Thanks for your detailed reply. (And sorry I couldn’t format the below well—I don’t seem to get any formatting options in my browser.)
“It is rarely too difficult to specify the true model...this means that “every member of the set of models available to us is false” need not hold”
I agree we could find a true model to explain the economy, climate etc. (presumably the theory of everything in physics). But we don’t have the computational power to make predictions of such systems with that model—so my question is about how should we make predictions when the true model is not practically applicable? By “the set of models available to us”, I meant the models we could actually afford to make predictions with. If the true model is not in that set, then it seems to be that all of these models must be false.
‘”different processes may become important in future” is not actually a problem for Ockham’s razor per se. That’s a problem for causal models’
To take the climate example, say scientists had figured out that there were a biological feedback that kicks in once global warming has gone past 2C (e.g. bacteria become more efficient at decomposing soil and releasing CO2). Suppose you have one model that includes a representation of that feedback (e.g. as a subprocess) and one that does not but is equivalent in every other way (e.g. is coded like the first model but lacks the subprocess). Then isn’t the second model simpler according to metrics like the minimum description length, so that it would be weighted higher if we penalised models using such metrics? But this seems the wrong thing to do, if we think the first model is more likely to give a good prediction.
Now the thought that occurred to me when writing that is that the data the scientists used to deduce the existence of the feedback ought to be accounted for by the models that are used, and this would give low posterior weight to models that don’t include the feedback. But doing this in practice seems hard.
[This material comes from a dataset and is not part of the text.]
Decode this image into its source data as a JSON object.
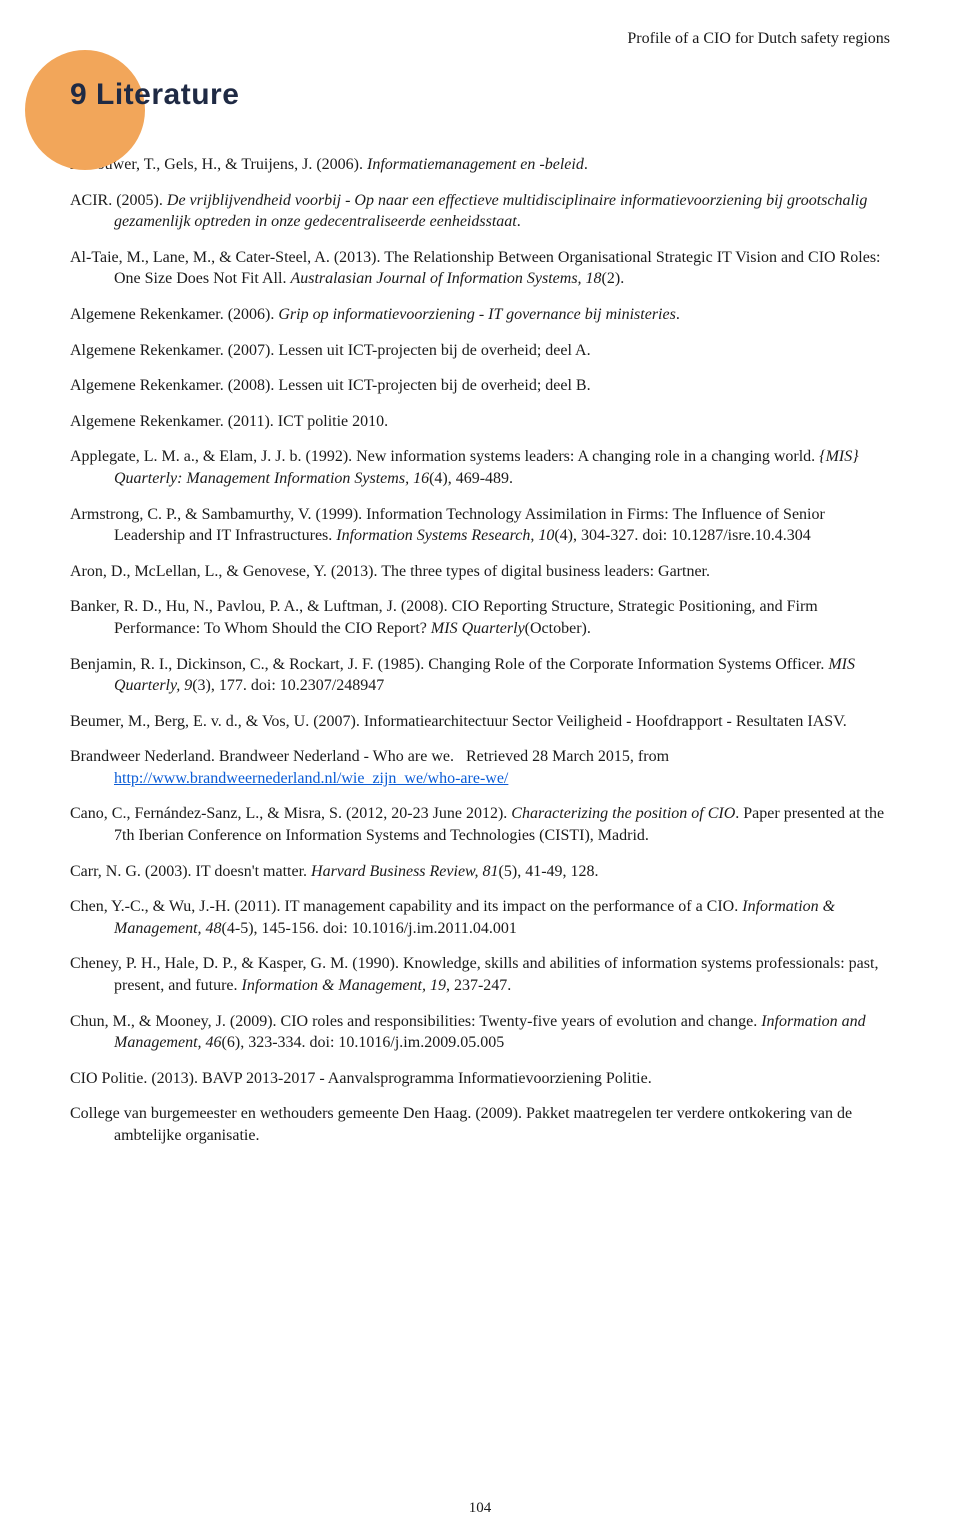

Also, it’s not clear to me if there would be a way to tell between models that represent the process but don’t connect it properly to predicting the climate e.g. they have a subprocess that says more CO2 is produced by bacteria at warming higher than 2C, but then don’t actually add this CO2 to the atmosphere, or something.
“likelihoods are never actually zero, they’re just very small”
If our models were deterministic, then if they were not true, wouldn’t it be impossible for them to produce the observed data exactly, so that the likelihood of the data given any of those models would be zero? (Unless there was more than one process that could give rise to the same data, which seems unlikely in practice.) Now if we make the models probabilistic and try to design them such that there is a non-zero chance that the data would be a possible sample from the model, then the likelihood can be non-zero. But it doesn’t seem necessary to do this—models that are false can still give predictions that are useful for decision-making. Also, it’s not clear if we could make a probabilistic model that would have non-zero likelihoods for something as complex as the climate that we could run on our available computers (and that isn’t something obviously of low value for prediction like just giving probability 1/N to each of N days of observed data). So it still seems like it would be valuable to have a principled way of predicting using models that give a zero likelihood of the data.
“the central challenge is to find rigorous approximations of the true underlying models. The main field I know of which studies this sort of problem directly is statistical mechanics, and a number of reasonably-general-purpose tools exist in that field which could potentially be applied in other areas (e.g. this).”
Yes I agree. Thanks for the link—it looks very relevant and I’ll check it out. Edit—I’ll just add, echoing part of my reply to Kenny’s answer, that whilst statistical averaging has got human modellers a certain distance, adding representations of processes whose effects get missed by the averaging seems to add a lot of value (e.g. tropical thunderstorms in the case of climate). So there seems to be something additional to averaging that can be used, to do with coming up with simplified models of processes you can see are missed out by the averaging.
On causality, whilst of course correcting this is desirable, if the models we can afford to compute with can’t reproduce the data, then presumably they are also not reproducing the correct causal graph exactly? And any causal graph we could compute with will not be able to reproduce the data? (Else it would seem that a causal graph could somehow hugely compress the true equations without information loss—great if so!)
OK, I made some edits. I left the “rational” in the last paragraph because it seemed to me to be the best word to use there.